For all of the economic struggles of the past couple of years, Americans still give more than $3 billion to charity, which is close to the all-time high set in 2007. Some nonprofits, especially those serving the most needy, have actually raised more money during the recession. The Greater Pittsburgh Community Food Bank, which supplies pantries, shelters and soup kitchens across an 11-county region, has served an average of 2,500 new families a month since the beginning of the recession. The organization has increased its budget by $2 million, to $14 million. Much of that came from an emergency food program paid with stimulus money. But foundations and individuals have also increased their support, said executive director Joyce Rothermel. “People who have given are giving more than in the past.”

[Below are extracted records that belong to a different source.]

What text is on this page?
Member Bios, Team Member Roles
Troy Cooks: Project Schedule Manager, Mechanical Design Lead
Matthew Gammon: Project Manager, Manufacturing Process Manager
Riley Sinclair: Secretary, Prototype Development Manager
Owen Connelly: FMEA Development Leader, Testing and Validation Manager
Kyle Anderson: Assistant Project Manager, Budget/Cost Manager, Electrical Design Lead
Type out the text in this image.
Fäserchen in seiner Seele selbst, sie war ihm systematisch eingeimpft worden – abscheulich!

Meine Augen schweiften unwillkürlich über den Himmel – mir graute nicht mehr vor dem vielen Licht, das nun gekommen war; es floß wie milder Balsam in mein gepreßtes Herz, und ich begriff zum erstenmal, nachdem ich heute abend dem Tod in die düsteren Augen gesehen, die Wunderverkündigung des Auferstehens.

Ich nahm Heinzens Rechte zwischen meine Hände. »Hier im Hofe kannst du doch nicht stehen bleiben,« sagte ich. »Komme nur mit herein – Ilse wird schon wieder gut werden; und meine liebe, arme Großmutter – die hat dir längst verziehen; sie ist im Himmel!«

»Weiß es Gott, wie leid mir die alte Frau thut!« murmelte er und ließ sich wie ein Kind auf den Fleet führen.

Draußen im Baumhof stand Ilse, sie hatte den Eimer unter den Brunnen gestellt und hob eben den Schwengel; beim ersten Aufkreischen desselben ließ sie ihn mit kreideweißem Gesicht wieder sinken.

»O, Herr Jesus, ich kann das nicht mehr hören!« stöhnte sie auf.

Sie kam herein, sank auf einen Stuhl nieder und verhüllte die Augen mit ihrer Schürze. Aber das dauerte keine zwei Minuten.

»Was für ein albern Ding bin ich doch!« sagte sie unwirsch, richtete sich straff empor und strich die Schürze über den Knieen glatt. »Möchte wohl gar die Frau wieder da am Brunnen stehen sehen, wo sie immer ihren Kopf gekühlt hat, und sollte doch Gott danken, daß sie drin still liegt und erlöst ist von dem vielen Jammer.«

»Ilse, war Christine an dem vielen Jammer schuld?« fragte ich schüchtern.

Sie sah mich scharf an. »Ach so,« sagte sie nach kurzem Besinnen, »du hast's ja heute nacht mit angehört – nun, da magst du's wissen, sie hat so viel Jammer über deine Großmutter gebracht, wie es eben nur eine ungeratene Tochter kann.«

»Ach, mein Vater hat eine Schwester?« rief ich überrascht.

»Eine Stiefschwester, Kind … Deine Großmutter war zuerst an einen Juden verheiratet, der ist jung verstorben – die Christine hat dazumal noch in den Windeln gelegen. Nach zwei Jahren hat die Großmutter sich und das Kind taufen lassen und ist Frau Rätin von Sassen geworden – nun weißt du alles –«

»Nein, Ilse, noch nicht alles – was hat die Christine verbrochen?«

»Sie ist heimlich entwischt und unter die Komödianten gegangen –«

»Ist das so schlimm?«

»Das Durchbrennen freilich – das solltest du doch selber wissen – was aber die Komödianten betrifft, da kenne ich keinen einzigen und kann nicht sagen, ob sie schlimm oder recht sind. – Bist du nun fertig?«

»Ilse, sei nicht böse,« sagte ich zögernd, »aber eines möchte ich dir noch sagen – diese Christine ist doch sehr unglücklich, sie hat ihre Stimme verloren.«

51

After a week of rehearsals, Christopher Hahn was back at the Benedum Center. It was opening night for “The Barber of Seville.” The Wednesday rehearsal finished with 10 seconds to spare. Hahn was glad he didn’t have to decide whether to go into overtime. The South African-born Hahn stood in the lobby, in black tie, smiling. He greeted patrons, board members and donors. “The Barber of Seville,” written nearly 200 years ago by a 23-year-old Rossini, is a timeless crowd pleaser. “No one dies in this one,” he said, before giving pecks on the cheek to a pair of ladies in gowns. “It seemed the right time to open the season with something that would make people laugh.” In a few moments, the theater would darken, and Worth and his fellow actors would amuse the audience with the opera’s playful libretto.
Hahn thinks it’s ironic that just when nonprofits are needed most, it’s become increasingly hard to pay for them. The job of the opera, he said, is to take the audience’s mind off the crisis du jour. “Our art form is something people want to be moved by. They want to be inspired and enriched. It’s our job, as nonprofits, to tough it out during hard times.”